Protein Concentration Calculator

Using the Protein Concentration Calculator allows you to determine the exact quantity of protein in a sample without the need for destructive dyeing or time-consuming standard curves. Follow these laboratory steps:

Step 1: Set your spectrophotometer to the 280 nm wavelength.

Step 2: Measure the Absorbance (A₂₈₀) of your protein sample. Ensure you have "blanked" the machine using the same buffer the protein is dissolved in.

Step 3: Enter the A₂₈₀ value into the first field.

Step 4: Enter the Extinction Coefficient (ε) for your specific protein. If you are measuring a generic mixture, 1.0 is a common estimate, but for pure proteins like BSA or IgG, you should use the specific validated constant.

Step 5: Enter the Path Length of your cuvette (standard is 1.0 cm).

Step 6: Enter the Dilution Factor if you diluted the sample to keep the absorbance within the linear range of the machine (A < 1.5).

Step 7: Click "Calculate."

Step 8: Review the Concentration in mg/mL. This value is critical for ensuring you load the correct amount of protein onto an electrophoresis gel or into a downstream biochemical assay.

The Protein Concentration Calculator is based on the Beer-Lambert Law, which describes how light is absorbed by molecules in a solution.

The fundamental formula is: Concentration (c) = A / (ε × l)

Where: - A = Measured Absorbance at 280 nm. - ε = Molar Extinction Coefficient (a constant representing how much light a specific protein absorbs). - l = Path length of the light through the sample (typically 1 cm).

Unlike DNA, which has a very consistent absorbance, different proteins have different extinction coefficients because A₂₈₀ absorbance is primarily driven by aromatic amino acids—specifically Tryptophan and Tyrosine. A protein with many Tryptophan residues will absorb light much more strongly than one with none.

To account for dilution, the final formula used by the calculator is: Final Concentration = (A / (ε × l)) × Dilution Factor

Example: A sample of IgG (ε = 1.35) gives an absorbance of 0.54. 0.54 / (1.35 × 1) = 0.4 mg/mL. If the sample was diluted 1:10 before measuring, the original concentration was 4.0 mg/mL. This method is exceptionally fast and non-destructive, meaning you can use the sample for other experiments after measurement, provided the UV exposure was brief.

Protein concentration is a fundamental value in biochemistry and molecular biology. Knowing how much protein you have in a sample is essential before running assays, preparing gels, or adding reagents in any reaction — using too little gives weak results, and too much can saturate or interfere with measurements.

This calculator uses spectrophotometric quantification at 280 nm, which exploits the fact that aromatic amino acids (primarily tryptophan and tyrosine) absorb UV light at this wavelength. The technique is fast, requires no additional reagents, and is non-destructive to the sample. However, it depends on five key input values:

Absorbance (A280): Measured with a spectrophotometer. Captures how much UV light the sample absorbs at 280 nm, where most proteins show their peak absorption.

Extinction Coefficient (ε): A protein-specific constant that quantifies how strongly the molecule absorbs light. It varies based on the amino acid composition and must be looked up or calculated for each protein.

Path Length: The inner diameter of the cuvette used — almost always 1 cm in standard lab setups.

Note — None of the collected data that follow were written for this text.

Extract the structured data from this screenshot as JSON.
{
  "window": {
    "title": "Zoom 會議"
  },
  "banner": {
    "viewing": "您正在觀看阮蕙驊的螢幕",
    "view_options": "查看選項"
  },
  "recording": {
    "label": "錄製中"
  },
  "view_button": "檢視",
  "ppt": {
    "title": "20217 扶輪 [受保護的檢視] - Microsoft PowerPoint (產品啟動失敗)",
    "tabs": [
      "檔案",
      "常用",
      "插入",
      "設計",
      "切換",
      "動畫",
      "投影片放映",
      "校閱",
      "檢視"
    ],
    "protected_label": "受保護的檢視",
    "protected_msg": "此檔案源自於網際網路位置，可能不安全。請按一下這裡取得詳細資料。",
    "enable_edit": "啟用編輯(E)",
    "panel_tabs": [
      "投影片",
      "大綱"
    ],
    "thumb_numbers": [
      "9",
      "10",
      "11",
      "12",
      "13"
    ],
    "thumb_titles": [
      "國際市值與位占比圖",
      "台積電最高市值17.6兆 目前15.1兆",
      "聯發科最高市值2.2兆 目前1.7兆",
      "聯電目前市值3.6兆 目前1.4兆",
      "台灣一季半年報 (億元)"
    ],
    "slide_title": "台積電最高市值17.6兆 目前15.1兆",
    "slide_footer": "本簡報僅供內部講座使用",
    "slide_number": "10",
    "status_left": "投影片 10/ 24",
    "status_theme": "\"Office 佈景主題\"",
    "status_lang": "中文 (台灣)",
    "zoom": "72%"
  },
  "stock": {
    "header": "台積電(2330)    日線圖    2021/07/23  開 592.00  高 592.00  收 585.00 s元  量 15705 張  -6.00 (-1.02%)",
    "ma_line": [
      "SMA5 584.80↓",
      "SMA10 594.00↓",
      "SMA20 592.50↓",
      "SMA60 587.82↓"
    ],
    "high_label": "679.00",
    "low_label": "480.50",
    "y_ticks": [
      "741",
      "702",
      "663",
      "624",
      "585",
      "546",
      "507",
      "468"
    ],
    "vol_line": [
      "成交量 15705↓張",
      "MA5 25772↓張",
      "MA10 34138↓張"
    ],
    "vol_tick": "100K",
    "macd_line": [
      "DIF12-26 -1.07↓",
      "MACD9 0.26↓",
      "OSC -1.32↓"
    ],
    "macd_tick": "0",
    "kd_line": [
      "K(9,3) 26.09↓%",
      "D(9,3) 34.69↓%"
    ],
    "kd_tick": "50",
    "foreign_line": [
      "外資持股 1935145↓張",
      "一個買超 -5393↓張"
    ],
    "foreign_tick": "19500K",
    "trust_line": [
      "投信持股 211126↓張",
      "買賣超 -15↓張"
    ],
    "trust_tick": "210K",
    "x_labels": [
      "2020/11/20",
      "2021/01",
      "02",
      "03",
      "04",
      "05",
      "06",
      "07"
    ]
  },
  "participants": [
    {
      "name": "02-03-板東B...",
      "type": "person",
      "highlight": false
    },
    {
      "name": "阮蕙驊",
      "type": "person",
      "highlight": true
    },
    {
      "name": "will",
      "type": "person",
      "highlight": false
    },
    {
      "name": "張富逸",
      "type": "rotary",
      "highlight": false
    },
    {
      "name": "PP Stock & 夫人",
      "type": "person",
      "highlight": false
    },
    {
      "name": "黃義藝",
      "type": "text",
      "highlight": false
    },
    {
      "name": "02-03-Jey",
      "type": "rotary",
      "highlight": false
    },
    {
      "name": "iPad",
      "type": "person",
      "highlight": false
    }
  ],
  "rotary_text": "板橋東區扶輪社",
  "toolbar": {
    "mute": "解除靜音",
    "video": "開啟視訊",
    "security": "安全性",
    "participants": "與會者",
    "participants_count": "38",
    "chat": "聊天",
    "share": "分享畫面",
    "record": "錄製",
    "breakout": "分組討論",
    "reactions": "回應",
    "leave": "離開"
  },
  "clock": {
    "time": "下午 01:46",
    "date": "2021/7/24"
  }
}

Molecular Mass: The atomic mass of the protein in g/mol, needed to convert from molar units to mg/mL.

Dilution Factor: Applied when the original sample was diluted before measurement. Multiply absorbance by this number to recover the original concentration.

Key Reference Values: Some commonly used extinction coefficients and molecular masses — BSA: ε = 43,824 M⁻¹cm⁻¹, MW = 66,463 g/mol. IgG: ε = 210,000 M⁻¹cm⁻¹, MW = 150,000 g/mol. Lysozyme: ε = 37,901 M⁻¹cm⁻¹, MW = 14,000 g/mol. Streptavidin: ε = 176,000 M⁻¹cm⁻¹, MW = 55,000 g/mol. These values are validated for measurements at 280 nm.